James Nestor has written a fascinating book on ‘the lost art of breath’. He recorded a research event in which he slept for 10 days with nasal-obstructed sleep. During his first night, he recorded a 4x increase in sleep apnea events and 1,300% increase in snoring. Over the course of 10 days, he developed mild insomnia symptoms. His blood pressure and heart rate increased and his body temperature decreased.

The good news is there are techniques you can use to minimise your risk and improve your nasal airflow through exercise and a dedicated nasal breathing practice.

  1. Practising diaphragmatic breathing is one way to improve the function of your breath and strengthen your nasal pathways to improve air-flow into the lungs. If you’re interested to learn more, check out the Muscle Medicine YouTube channel for our diaphragmatic breathing videos.

  2. Nestor recommends the simple practice of mouth taping during sleep to encourage yourself to breathe through your nose. By placing a small piece of tape from the top to bottom lip, you’ll encourage your mouth to stay closed while sleeping. You will still be able to breathe through your mouth in any case but this will give you cues to breathe through your nose.

  3. Another simple addition to your lifestyle is frequent exercise, especially where your heart rate is increased and sustained for 20-30mins /day, 3-5 times/week.

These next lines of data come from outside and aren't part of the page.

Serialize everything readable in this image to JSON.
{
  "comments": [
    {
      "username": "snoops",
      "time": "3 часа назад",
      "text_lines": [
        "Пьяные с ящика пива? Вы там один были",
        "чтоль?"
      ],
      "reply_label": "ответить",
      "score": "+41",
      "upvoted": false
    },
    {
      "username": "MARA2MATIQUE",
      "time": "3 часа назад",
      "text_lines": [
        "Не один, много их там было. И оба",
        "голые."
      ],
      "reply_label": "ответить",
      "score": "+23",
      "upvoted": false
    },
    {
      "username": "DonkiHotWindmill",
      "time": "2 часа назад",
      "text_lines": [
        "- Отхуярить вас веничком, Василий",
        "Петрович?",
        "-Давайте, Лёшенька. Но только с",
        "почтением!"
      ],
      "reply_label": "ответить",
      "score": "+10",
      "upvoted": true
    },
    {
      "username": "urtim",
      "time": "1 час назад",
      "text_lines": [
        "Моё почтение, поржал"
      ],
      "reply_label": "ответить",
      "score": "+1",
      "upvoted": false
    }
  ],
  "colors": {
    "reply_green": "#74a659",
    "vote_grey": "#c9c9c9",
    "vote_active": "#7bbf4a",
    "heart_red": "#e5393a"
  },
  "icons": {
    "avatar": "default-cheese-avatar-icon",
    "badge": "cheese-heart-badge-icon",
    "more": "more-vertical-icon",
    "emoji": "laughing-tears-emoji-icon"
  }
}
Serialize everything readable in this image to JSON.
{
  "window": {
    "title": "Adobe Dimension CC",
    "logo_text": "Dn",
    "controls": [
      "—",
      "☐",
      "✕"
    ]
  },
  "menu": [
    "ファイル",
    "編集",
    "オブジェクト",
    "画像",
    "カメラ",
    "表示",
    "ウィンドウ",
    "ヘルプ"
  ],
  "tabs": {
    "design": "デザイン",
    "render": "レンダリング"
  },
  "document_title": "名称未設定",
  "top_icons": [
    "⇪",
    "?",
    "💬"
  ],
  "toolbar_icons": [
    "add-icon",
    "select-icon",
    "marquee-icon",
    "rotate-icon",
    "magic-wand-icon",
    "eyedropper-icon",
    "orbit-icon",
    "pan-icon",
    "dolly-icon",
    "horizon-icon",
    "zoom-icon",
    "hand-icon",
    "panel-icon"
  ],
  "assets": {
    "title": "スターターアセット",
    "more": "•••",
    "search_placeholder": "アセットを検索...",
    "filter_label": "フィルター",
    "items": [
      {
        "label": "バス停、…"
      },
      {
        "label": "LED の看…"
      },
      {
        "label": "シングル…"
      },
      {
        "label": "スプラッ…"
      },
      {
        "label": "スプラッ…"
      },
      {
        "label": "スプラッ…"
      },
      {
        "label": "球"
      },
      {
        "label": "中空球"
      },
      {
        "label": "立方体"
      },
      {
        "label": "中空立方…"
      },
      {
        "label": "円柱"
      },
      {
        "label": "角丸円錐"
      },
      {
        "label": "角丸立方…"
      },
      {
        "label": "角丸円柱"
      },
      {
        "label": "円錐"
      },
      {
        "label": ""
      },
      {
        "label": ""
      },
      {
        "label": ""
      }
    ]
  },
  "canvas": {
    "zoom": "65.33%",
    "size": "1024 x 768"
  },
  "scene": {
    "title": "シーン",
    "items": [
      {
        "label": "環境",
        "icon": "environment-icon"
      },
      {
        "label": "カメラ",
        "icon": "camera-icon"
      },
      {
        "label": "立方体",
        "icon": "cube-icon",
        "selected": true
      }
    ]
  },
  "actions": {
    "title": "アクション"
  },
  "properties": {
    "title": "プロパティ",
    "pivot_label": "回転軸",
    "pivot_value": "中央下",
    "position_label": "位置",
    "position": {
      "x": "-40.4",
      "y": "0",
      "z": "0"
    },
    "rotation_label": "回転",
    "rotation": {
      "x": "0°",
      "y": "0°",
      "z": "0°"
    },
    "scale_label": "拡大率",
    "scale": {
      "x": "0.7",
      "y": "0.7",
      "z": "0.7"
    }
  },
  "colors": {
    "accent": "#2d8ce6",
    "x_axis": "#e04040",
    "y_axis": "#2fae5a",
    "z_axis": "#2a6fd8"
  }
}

Improving your cardiovascular function and losing weight has a host of benefits associated including improved blood pressure, improved blood flow and helps to regulate stress which can all impact your sleep quality.

  4. If you are carrying some extra KGs, slowly increasing the exercise and watching your diet will help to drive weight loss. Studies have shown a decrease in weight of 10-15% can have a dramatic impact on the severity of sleep apnea and reduce symptoms in patients by 50% Source

If you are truly suffering from chronic nasal congestion or sleep apnea, it is important to address this with an appropriate practitioner. Speak with your GP as a starting point.